Sunday, August 1, 2010

What I think about church at the moment

I worked at a large church in the Bay Area for over a year, and 90% of it was wonderful. I went to almost every event, and always had friends to meet. I was involved in 3 different ministries as a leader; Jr. High, Sunday morning coffee serving volunteers, and even a short-lived young adult study group. I babysat for MOPS on Friday mornings, I worked with the women's book club, I took Bible classes, I helped with events.

Now and then, I would hear complaints from other singles who found it difficult to connect. It sounded a lot like whining to me. "After all," I would think, "church isn't there to fulfill you personally. It's there for you to become a part of the family. Get involved, and then maybe you'll experience connection."

I have been on some sort of ministry inner circle since I was 13 years old, and my youth pastor changed my life by inviting me on a leadership trip. I thanked him at the end of the trip for letting me come "even though I'm not a leader." He smiled and said "You may not realize it, Jana, but I've got plans for you."

And he did. He made me try teaching, organizing, greeting people, thinking out of my comfort zone, mission trips, missional thinking, Bible study, Bible memorization, quiet times, fasting, outreach, witnessing, fundraising, and more. All of those elements became core to my life for the next leaps into working at Worldview Academy, going to a christian University, teaching at a Christian school after university, and working at a church after that. He gave me a sense of purpose in ministry leadership.

I think I became very reliant on being in the "inner circle." It was the best place to be, and I felt at home there. My struggle now is how to be good at being a regular attender at my large home church where my family has been for almost 20 years.
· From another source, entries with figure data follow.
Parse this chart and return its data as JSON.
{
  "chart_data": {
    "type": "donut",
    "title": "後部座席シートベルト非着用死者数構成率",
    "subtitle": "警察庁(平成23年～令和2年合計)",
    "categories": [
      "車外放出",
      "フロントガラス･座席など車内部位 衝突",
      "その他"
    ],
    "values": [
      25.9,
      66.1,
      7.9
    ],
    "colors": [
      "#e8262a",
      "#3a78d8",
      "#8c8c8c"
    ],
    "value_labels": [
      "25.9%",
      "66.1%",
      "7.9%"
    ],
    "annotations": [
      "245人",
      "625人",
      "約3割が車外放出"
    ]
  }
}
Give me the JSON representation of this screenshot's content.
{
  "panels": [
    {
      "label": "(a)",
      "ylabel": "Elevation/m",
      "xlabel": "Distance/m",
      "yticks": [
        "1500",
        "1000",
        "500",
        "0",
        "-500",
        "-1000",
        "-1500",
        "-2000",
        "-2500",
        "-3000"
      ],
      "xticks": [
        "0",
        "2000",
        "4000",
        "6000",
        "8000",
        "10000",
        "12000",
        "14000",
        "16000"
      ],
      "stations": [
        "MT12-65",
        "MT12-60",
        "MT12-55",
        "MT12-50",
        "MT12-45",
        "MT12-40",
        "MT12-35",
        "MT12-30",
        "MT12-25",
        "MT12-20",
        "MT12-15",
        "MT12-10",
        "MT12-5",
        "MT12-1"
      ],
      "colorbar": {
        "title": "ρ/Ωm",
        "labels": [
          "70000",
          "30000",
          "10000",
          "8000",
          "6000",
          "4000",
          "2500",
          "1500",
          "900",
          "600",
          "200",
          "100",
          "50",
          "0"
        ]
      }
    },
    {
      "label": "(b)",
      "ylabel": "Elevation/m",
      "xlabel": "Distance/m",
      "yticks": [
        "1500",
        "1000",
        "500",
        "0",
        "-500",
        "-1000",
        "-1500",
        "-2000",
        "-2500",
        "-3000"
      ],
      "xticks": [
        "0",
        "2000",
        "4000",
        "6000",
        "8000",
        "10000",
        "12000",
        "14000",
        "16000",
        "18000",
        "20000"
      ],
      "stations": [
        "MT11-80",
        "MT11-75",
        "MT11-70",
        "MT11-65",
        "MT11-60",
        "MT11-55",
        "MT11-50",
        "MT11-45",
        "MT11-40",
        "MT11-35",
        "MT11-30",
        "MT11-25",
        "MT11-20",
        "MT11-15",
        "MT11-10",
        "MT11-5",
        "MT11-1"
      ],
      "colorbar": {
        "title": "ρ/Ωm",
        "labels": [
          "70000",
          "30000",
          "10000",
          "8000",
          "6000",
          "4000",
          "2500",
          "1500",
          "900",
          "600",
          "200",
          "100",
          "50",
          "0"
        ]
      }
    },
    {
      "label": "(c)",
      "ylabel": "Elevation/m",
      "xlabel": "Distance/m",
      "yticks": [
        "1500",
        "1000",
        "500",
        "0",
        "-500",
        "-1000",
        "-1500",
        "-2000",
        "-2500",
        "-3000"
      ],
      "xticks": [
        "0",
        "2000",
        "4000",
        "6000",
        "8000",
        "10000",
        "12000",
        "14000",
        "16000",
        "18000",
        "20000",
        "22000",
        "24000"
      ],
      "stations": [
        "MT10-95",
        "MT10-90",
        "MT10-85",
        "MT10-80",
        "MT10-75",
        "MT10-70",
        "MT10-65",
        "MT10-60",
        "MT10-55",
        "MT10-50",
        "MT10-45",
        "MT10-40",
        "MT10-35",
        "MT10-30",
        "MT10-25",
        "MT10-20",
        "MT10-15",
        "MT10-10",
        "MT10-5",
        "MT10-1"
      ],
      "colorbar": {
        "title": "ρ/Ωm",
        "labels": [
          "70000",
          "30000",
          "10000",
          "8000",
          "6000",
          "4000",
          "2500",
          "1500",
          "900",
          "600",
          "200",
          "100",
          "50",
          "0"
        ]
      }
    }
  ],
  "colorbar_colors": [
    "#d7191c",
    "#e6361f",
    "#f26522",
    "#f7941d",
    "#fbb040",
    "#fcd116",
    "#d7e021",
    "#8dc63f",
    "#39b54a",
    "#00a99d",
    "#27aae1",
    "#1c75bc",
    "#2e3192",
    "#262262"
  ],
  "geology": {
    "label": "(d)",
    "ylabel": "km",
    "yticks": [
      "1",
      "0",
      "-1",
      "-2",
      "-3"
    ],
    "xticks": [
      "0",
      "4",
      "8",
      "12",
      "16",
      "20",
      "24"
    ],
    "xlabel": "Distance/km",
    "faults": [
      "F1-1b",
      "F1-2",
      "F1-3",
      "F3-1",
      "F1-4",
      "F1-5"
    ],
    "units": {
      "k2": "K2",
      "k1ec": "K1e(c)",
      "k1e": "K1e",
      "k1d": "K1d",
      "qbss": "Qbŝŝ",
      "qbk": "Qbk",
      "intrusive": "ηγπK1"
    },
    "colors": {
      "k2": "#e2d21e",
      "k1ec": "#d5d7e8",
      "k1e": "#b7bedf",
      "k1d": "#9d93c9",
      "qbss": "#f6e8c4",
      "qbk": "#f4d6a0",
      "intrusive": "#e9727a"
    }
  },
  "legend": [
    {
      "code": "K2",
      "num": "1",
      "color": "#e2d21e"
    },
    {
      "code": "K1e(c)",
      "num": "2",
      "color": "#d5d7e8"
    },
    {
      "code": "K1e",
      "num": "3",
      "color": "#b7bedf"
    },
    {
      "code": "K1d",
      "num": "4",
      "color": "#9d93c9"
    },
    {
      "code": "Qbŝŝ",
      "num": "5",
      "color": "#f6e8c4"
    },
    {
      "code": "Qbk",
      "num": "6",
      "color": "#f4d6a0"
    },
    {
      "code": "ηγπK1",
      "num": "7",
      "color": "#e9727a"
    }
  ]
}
I am heavily involved in 2 other ministries, and my schedule is already full; in fact, I've made some deliberate choices this year to cut back on the amount of time I have dedicated so I can spend more time with writing and art projects.

How do you get up the effort to go to church? To walk in the doors alone, knowing you may not even see someone you know? To know that no one would miss you if you don't show up? After a work week fraught with stress, how do you leave a welcomingly silent Sunday morning at home with coffee and comforting hum of the refrigerator and a good book to sit an an air-conditioned lecture room and mouth the words to songs you don't really know anymore?

It's time to leave for the late service, so I'm off. I'll be going to church for the first time in a month. I'll let you know how it goes.

2 comments:

Single and Sane said...

My experience as a youth was the opposite of yours. I quit going to church and no one noticed - or if they did, they didn't do anything about it. In my mid-20s, I started to feel drawn back to church and I swore "any church but that church." But then after a few years of searching, God led me right back to THAT church and I've been back for nearly 20 years.

For me, involvement made the initial difference. I went to lunch with my Sunday school class, and I found places to serve. Now I'm not as active with my class, but I still serve. But it's the act of corporate worship that I miss when I'm sick or out-of-town, and it's what gets me out of bed on Sunday morning when I think how nice it would be to have a lazy day. Whether it's the old hymns or new songs, that time we take out of our weeks full of overscheduled days to praise God with other followers of Christ is what feeds my soul and gets me through the next overscheduled week.

jana.kaye said...

Thanks, Margaret! I did go this morning, and corporate worship was the part that made me remember what I do miss. I think it's something related to the phrase "The peace that passes understanding" that works through a church service, and the act of choosing to be there. I'm going to try it more often.